Source artifact rendered for reading.

Back to post Raw Markdown

This report asks whether explicitly scoring predictive normalizers can improve the K2 mixture frontier without sacrificing filtering-state density.

Runs

Family: outputs/cloud_downloads/step2_predictive_consistent_family_1000_2026-05-01_rerun
Stressors: outputs/cloud_downloads/step2_predictive_consistent_stressors_1000_2026-05-01
Seeds: 321,322,323
Steps: 1000

Family Summary

model	state NLL	pred-y NLL	cov90	state RMSE	var ratio
K2 IWAE + pre-update predictive scoring	4.548	0.998	0.602	3.072	0.928
K2 IWAE h4 k32	4.557	0.987	0.601	3.070	0.907
K2 IWAE + late predictive-y w0.3	4.925	1.001	0.577	3.275	0.904
K2 IWAE + detached pre-update predictive scoring	4.988	1.002	0.578	3.351	0.890
K2 IWAE h4 k16 + local ADF projection w0.3	5.456	0.916	0.586	3.099	0.800
K2 generic Power-EP alpha 0.5	6.764	0.841	0.640	2.838	0.507

Stressor Summary

model	state NLL	pred-y NLL	cov90	state RMSE	var ratio
K2 IWAE h4 k16 + local ADF projection w0.3	4.382	0.431	0.588	3.972	0.249
K2 IWAE h4 k32	6.044	0.428	0.444	4.511	0.156
K2 IWAE + pre-update predictive scoring	6.077	0.427	0.442	4.519	0.155
K2 generic Power-EP alpha 0.5	8.366	0.394	0.670	3.905	0.362

Interpretation

Pre-update predictive scoring ties the baseline on the family grid, but it does not improve predictive-y and slightly regresses the stressor state NLL. Detached and late predictive-y variants are worse on family state density.
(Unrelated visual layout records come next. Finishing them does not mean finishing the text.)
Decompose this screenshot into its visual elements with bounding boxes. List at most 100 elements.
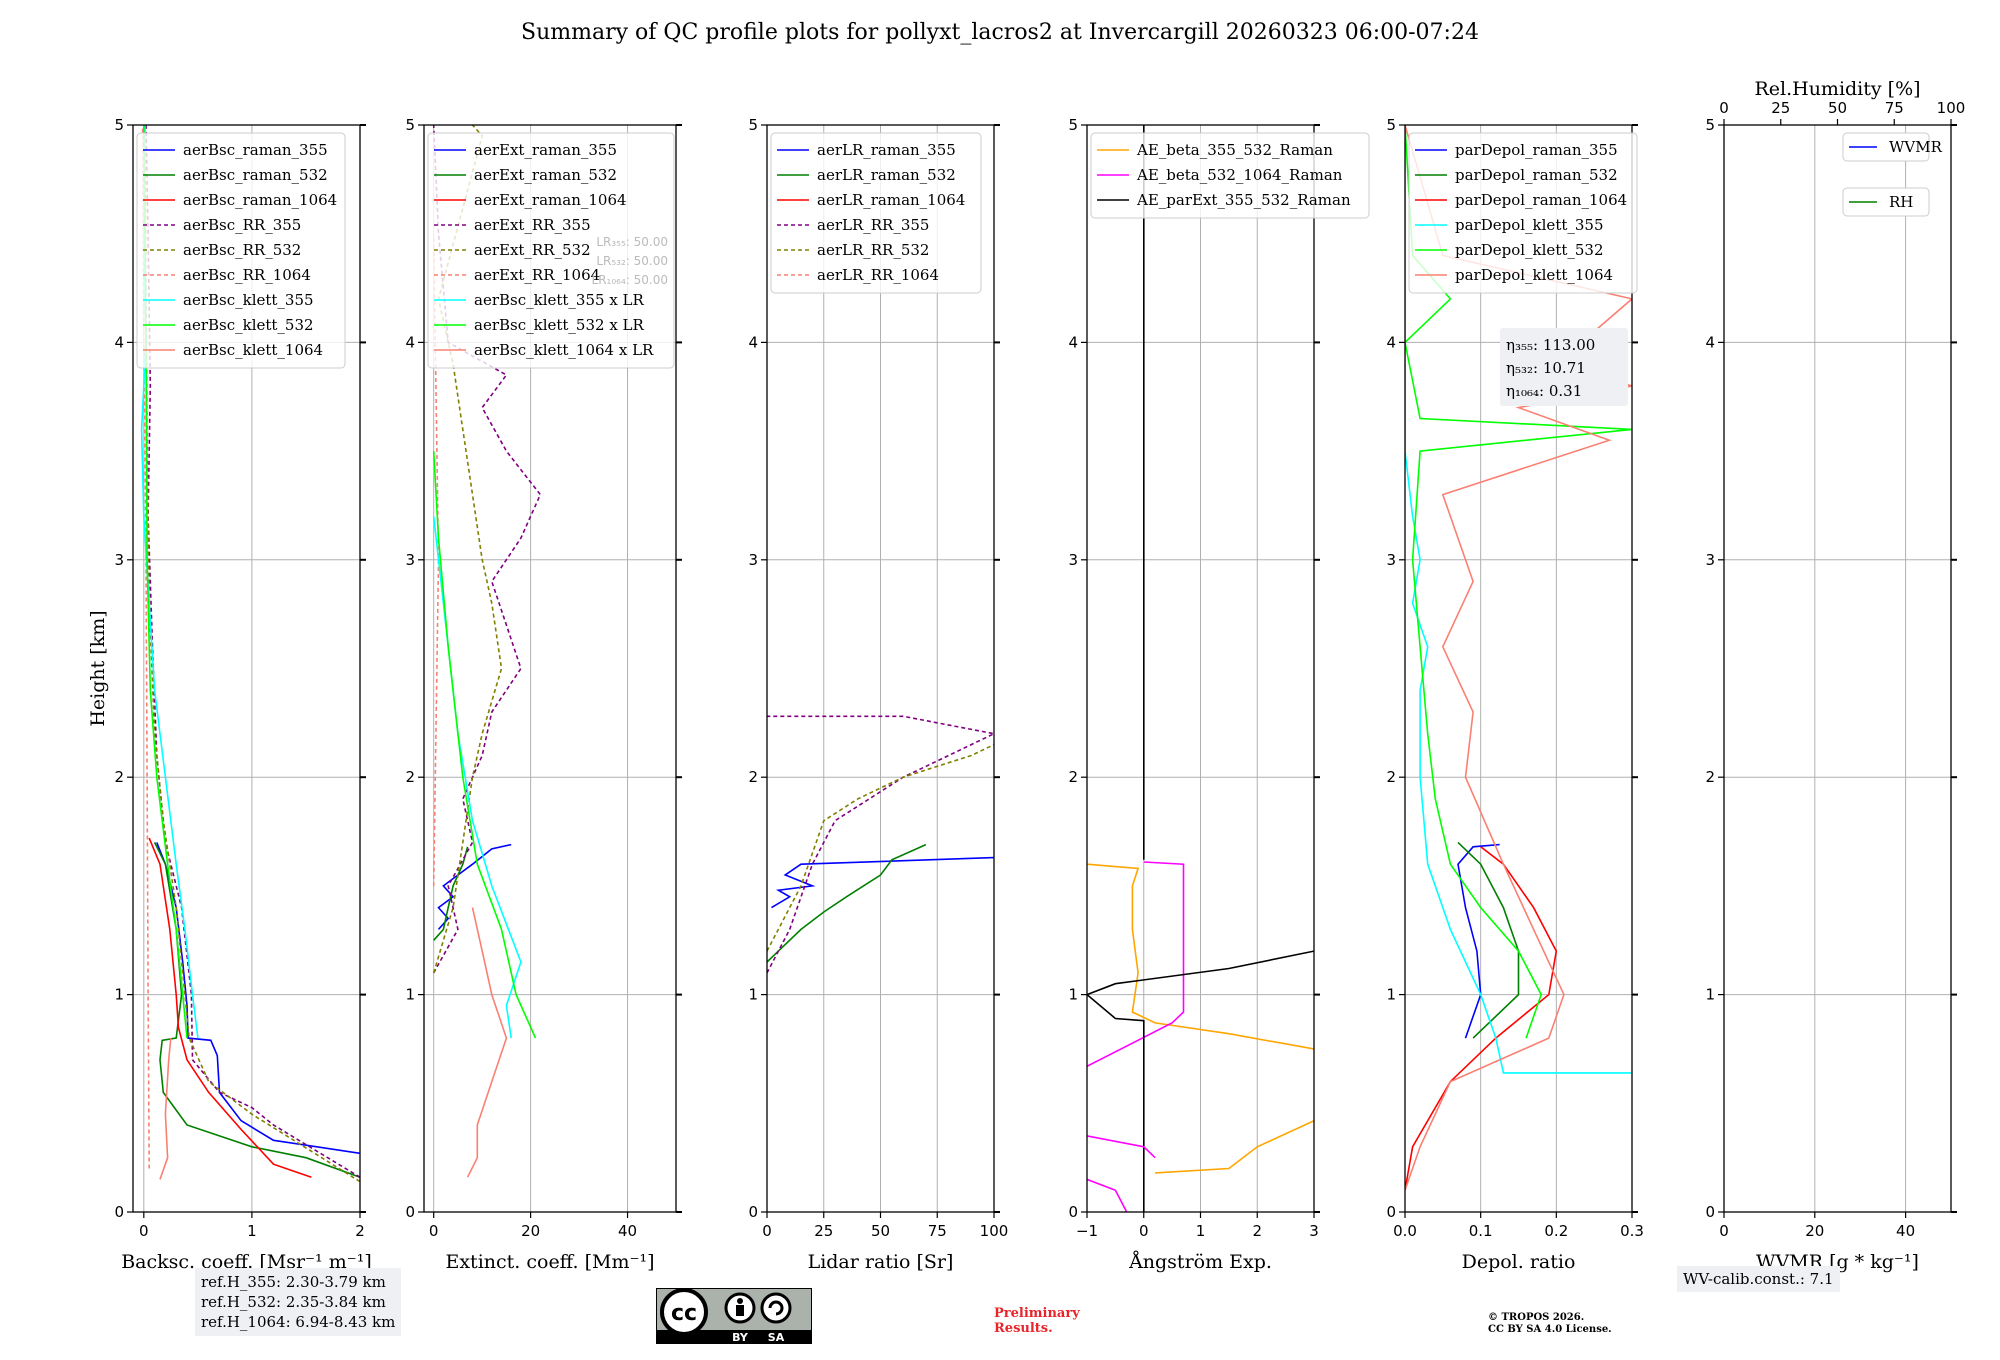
series-line-parDepol_klett_355 xyxy=(1405,125,1632,1074)
series-line-aerBsc_klett_1064 x LR xyxy=(466,907,508,1178)
copyright-line2: CC BY SA 4.0 License. xyxy=(1488,1324,1612,1335)
legend-entry: aerLR_raman_1064 xyxy=(817,191,965,209)
y-tick-label: 3 xyxy=(405,551,415,569)
y-tick-label: 2 xyxy=(1386,768,1396,786)
series-line-aerLR_RR_532 xyxy=(767,743,994,952)
x-tick-label: 0.1 xyxy=(1469,1222,1493,1240)
y-tick-label: 3 xyxy=(1068,551,1078,569)
cc-sa-label: SA xyxy=(768,1331,785,1344)
series-group xyxy=(432,125,542,1178)
x-tick-label: 40 xyxy=(618,1222,637,1240)
y-tick-label: 5 xyxy=(1386,116,1396,134)
y-tick-label: 2 xyxy=(1705,768,1715,786)
legend-entry: aerLR_RR_1064 xyxy=(817,266,939,284)
series-line-AE_beta_355_532_Raman xyxy=(1087,863,1314,1050)
y-tick-label: 4 xyxy=(1705,333,1715,351)
series-line-parDepol_klett_532 xyxy=(1405,125,1632,1039)
y-tick-label: 4 xyxy=(748,333,758,351)
y-tick-label: 1 xyxy=(1386,986,1396,1004)
legend-entry: aerBsc_raman_1064 xyxy=(183,191,337,209)
lr-annotation: LR₁₀₆₄: 50.00 xyxy=(592,273,668,287)
x-tick-label: 40 xyxy=(1896,1222,1915,1240)
legend-entry: aerLR_raman_355 xyxy=(817,141,956,159)
preliminary-line1: Preliminary xyxy=(994,1306,1080,1321)
cc-by-label: BY xyxy=(732,1331,749,1344)
wv-calibration-box: WV-calib.const.: 7.1 xyxy=(1677,1266,1840,1292)
lr-annotation: LR₅₃₂: 50.00 xyxy=(596,254,668,268)
x-tick-label: 75 xyxy=(928,1222,947,1240)
eta-label: η₅₃₂: 10.71 xyxy=(1506,359,1586,377)
top-x-tick-label: 75 xyxy=(1885,99,1904,117)
x-tick-label: 0.0 xyxy=(1393,1222,1417,1240)
series-line-aerBsc_RR_355 xyxy=(145,125,360,1178)
legend: aerLR_raman_355 aerLR_raman_532 aerLR_rama… xyxy=(770,132,982,294)
x-tick-label: 1 xyxy=(1196,1222,1206,1240)
y-tick-label: 2 xyxy=(748,768,758,786)
legend-entry: parDepol_klett_1064 xyxy=(1455,266,1613,284)
y-tick-label: 1 xyxy=(1705,986,1715,1004)
legend-entry: aerExt_raman_1064 xyxy=(474,191,627,209)
y-tick-label: 5 xyxy=(405,116,415,134)
series-line-aerBsc_klett_532 x LR xyxy=(432,451,537,1039)
x-axis-label: Lidar ratio [Sr] xyxy=(808,1251,954,1273)
y-tick-label: 5 xyxy=(1705,116,1715,134)
y-tick-label: 3 xyxy=(1386,551,1396,569)
top-x-tick-label: 50 xyxy=(1828,99,1847,117)
x-tick-label: 0 xyxy=(1719,1222,1729,1240)
legend: aerExt_raman_355 aerExt_raman_532 aerExt_r… xyxy=(427,132,675,369)
panel-frame xyxy=(1723,124,1952,1213)
y-tick-label: 1 xyxy=(114,986,124,1004)
series-group xyxy=(767,715,994,974)
legend: AE_beta_355_532_Raman AE_beta_532_1064_Ra… xyxy=(1090,132,1370,219)
legend-box xyxy=(427,132,675,369)
panel-frame xyxy=(1404,124,1633,1213)
series-line-aerExt_RR_355 xyxy=(432,125,542,974)
series-line-aerExt_raman_355 xyxy=(437,843,512,930)
panel-backscatter: 0 1 2 3 4 5 0 1 2 Backsc. coeff. [Msr⁻¹ m⁻¹] Heigh… xyxy=(87,116,372,1273)
x-tick-label: 0 xyxy=(1139,1222,1149,1240)
series-line-extra-1 xyxy=(1087,1135,1156,1159)
x-tick-label: 2 xyxy=(1252,1222,1262,1240)
panel-frame xyxy=(423,124,677,1213)
series-line-parDepol_raman_355 xyxy=(1457,843,1500,1039)
legend-entry: aerBsc_RR_355 xyxy=(183,216,301,234)
legend-entry: parDepol_raman_532 xyxy=(1455,166,1618,184)
y-tick-label: 2 xyxy=(114,768,124,786)
legend: aerBsc_raman_355 aerBsc_raman_532 aerBsc_r… xyxy=(136,132,346,369)
x-tick-label: 20 xyxy=(521,1222,540,1240)
series-line-aerBsc_raman_1064 xyxy=(148,837,312,1178)
ref-height-355: ref.H_355: 2.30-3.79 km xyxy=(201,1273,386,1291)
ref-height-1064: ref.H_1064: 6.94-8.43 km xyxy=(201,1313,396,1331)
legend-entry: aerExt_raman_532 xyxy=(474,166,617,184)
legend-entry: aerBsc_klett_1064 x LR xyxy=(474,341,654,359)
series-line-AE_parExt_355_532_Raman xyxy=(1087,950,1314,1212)
legend-entry: parDepol_raman_1064 xyxy=(1455,191,1627,209)
cc-by-sa-logo: cc BY SA xyxy=(656,1288,812,1344)
legend-entry: aerExt_RR_1064 xyxy=(474,266,600,284)
x-tick-label: 0.2 xyxy=(1544,1222,1568,1240)
legend-entry: aerBsc_klett_532 xyxy=(183,316,314,334)
legend-entry: aerBsc_raman_532 xyxy=(183,166,328,184)
panel-depolarization: 0 1 2 3 4 5 0.0 0.1 0.2 0.3 Depol. ratio parDepol_r… xyxy=(1386,116,1643,1273)
legend-entry: parDepol_raman_355 xyxy=(1455,141,1618,159)
top-x-tick-label: 25 xyxy=(1771,99,1790,117)
legend-entry: AE_beta_532_1064_Raman xyxy=(1136,166,1343,184)
x-tick-label: 100 xyxy=(980,1222,1009,1240)
y-tick-label: 1 xyxy=(1068,986,1078,1004)
series-line-extra-0 xyxy=(1155,1119,1314,1174)
legend-entry: aerBsc_RR_1064 xyxy=(183,266,311,284)
copyright-note: © TROPOS 2026. CC BY SA 4.0 License. xyxy=(1488,1312,1612,1336)
y-tick-label: 5 xyxy=(748,116,758,134)
legend-entry: parDepol_klett_532 xyxy=(1455,241,1604,259)
legend-entry: aerBsc_klett_1064 xyxy=(183,341,323,359)
reference-height-box: ref.H_355: 2.30-3.79 km ref.H_532: 2.35-… xyxy=(195,1268,402,1336)
legend-entry: aerBsc_klett_355 xyxy=(183,291,314,309)
series-line-aerExt_RR_532 xyxy=(432,125,503,974)
legend-box xyxy=(1842,187,1930,217)
legend-entry: aerLR_RR_355 xyxy=(817,216,929,234)
figure-title: Summary of QC profile plots for pollyxt_… xyxy=(521,20,1479,45)
legend: WVMR RH xyxy=(1842,132,1943,217)
legend-entry: AE_beta_355_532_Raman xyxy=(1136,141,1333,159)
The local ADF hybrid remains interesting on stressors, but it is not a simple predictive consistency fix for the family grid.

Decision

Do not promote a predictive-consistent objective from this pass. The predictive normalizer gap is real, but direct predictive-y pressure mostly moves the model along the same tradeoff rather than resolving it.